Dando un rodeo, volvemos a ganar el pueblo. Entre los setos, bandos de estorninos que levantan el vuelo a nuestro paso, mirlos. Un vecino con dos perros uno de los cuales se asusta al vernos. Tenemos  que permanecer quietos un buen rato hasta que el animalito se decide a marchar junto a su amo.

¿Queréis ir al cementerio?

Yo sí –contesto.

A Paco le gusta ver siempre los cementerios de todos los sitios a donde va.

Tumba de una pareja de etnia gitana
A.V.D.

Es verdad. No sé por qué pero me dan paz y me permiten hacerme una idea de cómo es la gente del país. Atravesando Ebenthal por una calle flanqueada por chalecitos modernos, edificados a imagen de la Whisteria Lane de Mujeres Desesperadas, ganamos el camposanto. Como la ciudad de los vivos, la de los muertos está edificada en dos niveles. A la puerta, hay una máquina automática dispensadora de velas (las características candelas rojas que los austriacos colocan sobre las tumbas). Algunas mujeres cuidan las tumbas de sus ancestros. En el cementerio de Ebenthal –católico- hay, sin embargo, una tumba especial. Corresponde a lo que parece un matrimonio de religión mahometana.

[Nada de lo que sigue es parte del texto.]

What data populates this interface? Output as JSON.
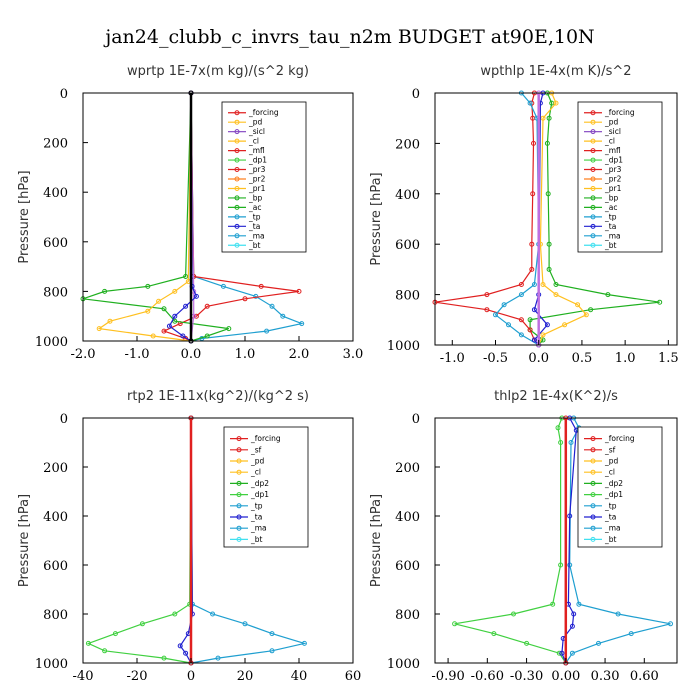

La primera tumba turca que veo –digo al ver la media luna y la estrella sobre la lápida.

No son turcos, son gitanos.

El cementerio de Ebenthal, como todos los austriacos, es pulcro y reluciente. Las lápidas son de mármol negro con letras doradas y sobre las huesas hay sembradas flores y plantas naturales. Rosas de pentecostés, pensamientos, no me olvides. Dominando las tumbas modernas hay un área que se nota más antigua.

Es el cementerio de niños, me dicen.

Leo una chapa esmaltada de blanco que marca la situación de una tumba. El texto, medio borrado, dice: “aquí descansa el niño Florian que murió (una fecha de mil novecientos veintinueve) a los tres años de edad.”